As with pretty much anything in pessimist and other allied philosophies, I think Schopenhauer represents an excellent starting point—though by no means end point—for someone interested in antinatalism. It should be stressed that, as a Kantian (more specifically as a transcendental idealist), Schopenhauer thought that the creation and destruction of life was mere phenomena, not Ding-an-Sich [thing-in-itself; noumenon, that is, what exists independent of perception], and so did not place as much of an emphasis on actually avoiding and stopping procreation as an act as other, non-idealist antinatalists may advocate, but nevertheless I do think he does, in his typical style, express the kind of reserved whimper of philosophy that I can’t help but feel belongs to antinatalism:
“If you try to imagine, as nearly as you can, what an amount of misery, pain and suffering of every kind the sun shines upon in its course, you will admit that it would be much better if, on the earth as little as on the moon, the sun were able to call forth the phenomena of life; and if, here as there, the surface were still in a crystalline state.
[…]
“If children were brought into the world by an act of pure reason alone, would the human race continue to exist? Would not a man rather have so much sympathy with the coming generation as to spare it the burden of existence? or at any rate not take it upon himself to impose that burden upon it in cold blood.”
Schopenhaur, qtd in “On the Sufferings of the World,” Studies in Pessimism
Schopenhauer saw procreation as a weakness; not an evil thing, it should be stressed, but a weakness, brought about by the cravings of the flesh. The urge to have children and likewise the way in which we all too easily create pregnancies without even planning them results from our being, in effect, tricked by the Wille zum Leben [will to life; the thing-in-itself]. As I say though, Schopenhauer was working in the Kantian tradition, and so all life as we understand it, in his philosophy, is simply appearance; true freedom, that is, the only escape from not just procreation but most suffering of any kind, can only come from a rejection and overcoming of the Will. Poetically beautiful as this line of thinking may be, suffice to say few of us are committed Kantians today.

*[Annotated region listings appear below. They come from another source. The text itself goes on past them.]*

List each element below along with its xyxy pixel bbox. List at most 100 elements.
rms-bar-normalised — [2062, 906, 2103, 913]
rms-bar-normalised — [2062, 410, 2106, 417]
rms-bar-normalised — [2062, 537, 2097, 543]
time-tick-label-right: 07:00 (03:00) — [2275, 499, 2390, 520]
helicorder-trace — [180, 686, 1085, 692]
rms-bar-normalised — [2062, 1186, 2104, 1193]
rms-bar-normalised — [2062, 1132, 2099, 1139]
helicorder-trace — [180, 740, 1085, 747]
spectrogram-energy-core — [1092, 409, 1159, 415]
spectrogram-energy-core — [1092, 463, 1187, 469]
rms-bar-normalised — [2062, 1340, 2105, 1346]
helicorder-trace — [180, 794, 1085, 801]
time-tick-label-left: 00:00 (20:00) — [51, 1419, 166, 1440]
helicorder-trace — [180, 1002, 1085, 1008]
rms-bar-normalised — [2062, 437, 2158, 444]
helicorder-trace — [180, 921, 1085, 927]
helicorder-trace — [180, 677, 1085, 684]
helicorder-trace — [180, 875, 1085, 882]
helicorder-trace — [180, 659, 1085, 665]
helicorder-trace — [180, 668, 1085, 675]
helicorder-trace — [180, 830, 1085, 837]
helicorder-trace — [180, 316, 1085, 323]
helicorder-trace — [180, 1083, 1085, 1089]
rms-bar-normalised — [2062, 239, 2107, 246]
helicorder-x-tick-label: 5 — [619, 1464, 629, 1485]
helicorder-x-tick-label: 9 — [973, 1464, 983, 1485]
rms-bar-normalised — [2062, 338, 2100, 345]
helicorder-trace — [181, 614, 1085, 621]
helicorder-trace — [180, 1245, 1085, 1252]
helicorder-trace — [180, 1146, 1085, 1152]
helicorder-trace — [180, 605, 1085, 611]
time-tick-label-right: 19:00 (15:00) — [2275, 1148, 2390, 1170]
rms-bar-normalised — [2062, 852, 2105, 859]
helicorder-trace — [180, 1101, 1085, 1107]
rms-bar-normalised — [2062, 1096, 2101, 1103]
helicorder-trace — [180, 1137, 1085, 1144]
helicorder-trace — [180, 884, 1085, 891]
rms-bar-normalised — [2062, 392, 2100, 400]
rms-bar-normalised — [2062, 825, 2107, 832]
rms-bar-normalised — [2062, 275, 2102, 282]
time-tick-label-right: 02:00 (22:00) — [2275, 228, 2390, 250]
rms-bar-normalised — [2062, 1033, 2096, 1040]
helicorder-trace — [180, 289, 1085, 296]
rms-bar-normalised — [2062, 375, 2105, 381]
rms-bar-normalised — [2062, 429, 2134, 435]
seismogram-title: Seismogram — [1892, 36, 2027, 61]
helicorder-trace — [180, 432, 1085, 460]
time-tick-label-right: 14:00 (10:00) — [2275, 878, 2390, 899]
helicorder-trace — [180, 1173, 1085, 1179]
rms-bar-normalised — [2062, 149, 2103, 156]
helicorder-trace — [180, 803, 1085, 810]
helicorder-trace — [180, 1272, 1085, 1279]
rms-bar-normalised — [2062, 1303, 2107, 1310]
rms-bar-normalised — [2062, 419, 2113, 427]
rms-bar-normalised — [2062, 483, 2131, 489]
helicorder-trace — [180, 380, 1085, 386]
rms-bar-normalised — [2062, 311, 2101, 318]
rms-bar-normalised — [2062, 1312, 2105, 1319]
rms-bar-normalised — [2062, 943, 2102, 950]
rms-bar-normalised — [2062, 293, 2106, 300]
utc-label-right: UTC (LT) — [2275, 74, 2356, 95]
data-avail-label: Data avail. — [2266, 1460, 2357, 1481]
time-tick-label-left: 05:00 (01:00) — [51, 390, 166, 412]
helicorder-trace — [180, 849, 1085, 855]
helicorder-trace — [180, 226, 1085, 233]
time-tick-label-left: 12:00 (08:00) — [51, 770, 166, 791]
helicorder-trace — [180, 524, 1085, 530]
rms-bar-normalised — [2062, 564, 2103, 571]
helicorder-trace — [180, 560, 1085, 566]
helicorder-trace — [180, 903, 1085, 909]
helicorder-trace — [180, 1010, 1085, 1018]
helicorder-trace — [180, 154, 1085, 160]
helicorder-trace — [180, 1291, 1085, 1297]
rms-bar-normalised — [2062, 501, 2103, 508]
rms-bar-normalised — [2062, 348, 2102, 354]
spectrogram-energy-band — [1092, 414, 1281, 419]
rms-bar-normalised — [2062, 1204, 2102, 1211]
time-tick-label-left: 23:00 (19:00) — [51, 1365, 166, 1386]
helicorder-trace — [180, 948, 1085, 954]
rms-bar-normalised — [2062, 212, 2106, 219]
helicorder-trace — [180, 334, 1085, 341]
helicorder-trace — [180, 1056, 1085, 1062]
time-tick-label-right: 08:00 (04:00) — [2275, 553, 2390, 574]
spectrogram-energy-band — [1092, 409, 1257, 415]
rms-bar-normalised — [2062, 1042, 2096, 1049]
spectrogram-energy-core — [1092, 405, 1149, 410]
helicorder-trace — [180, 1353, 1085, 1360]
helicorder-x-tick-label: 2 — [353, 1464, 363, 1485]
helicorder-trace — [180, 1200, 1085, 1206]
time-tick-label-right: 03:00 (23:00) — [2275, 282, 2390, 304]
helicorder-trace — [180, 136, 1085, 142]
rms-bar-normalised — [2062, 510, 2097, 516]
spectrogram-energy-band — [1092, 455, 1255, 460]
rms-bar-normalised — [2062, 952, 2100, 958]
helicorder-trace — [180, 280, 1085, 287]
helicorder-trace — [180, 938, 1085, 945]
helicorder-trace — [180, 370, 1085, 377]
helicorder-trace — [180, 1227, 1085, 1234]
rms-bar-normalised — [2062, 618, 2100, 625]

To specifically answer your question about whether it’s possible to justify having children now, in 2019, as the very world burns around us, yes, of course it’s justifiable. We as a species can consistently find justifications to support whatever we want. Only rarely does justification proceed action. Personally, however, I cannot justify it. No amount of logical contortions or moral arguing seems to affect that. But will people have children, and not simply as sporadic accidents and in unavoidable situations, but by the millions and through predetermined planning? Of course they will. And would I give a different answer if I were alive at any other point in history? Unlikely. All we can do is try and make life as pleasant as possible for those of us that are here, and, yes, to try and stop those that come after us from making the same mistakes we have, the first and most significant of which always necessarily being our creation itself.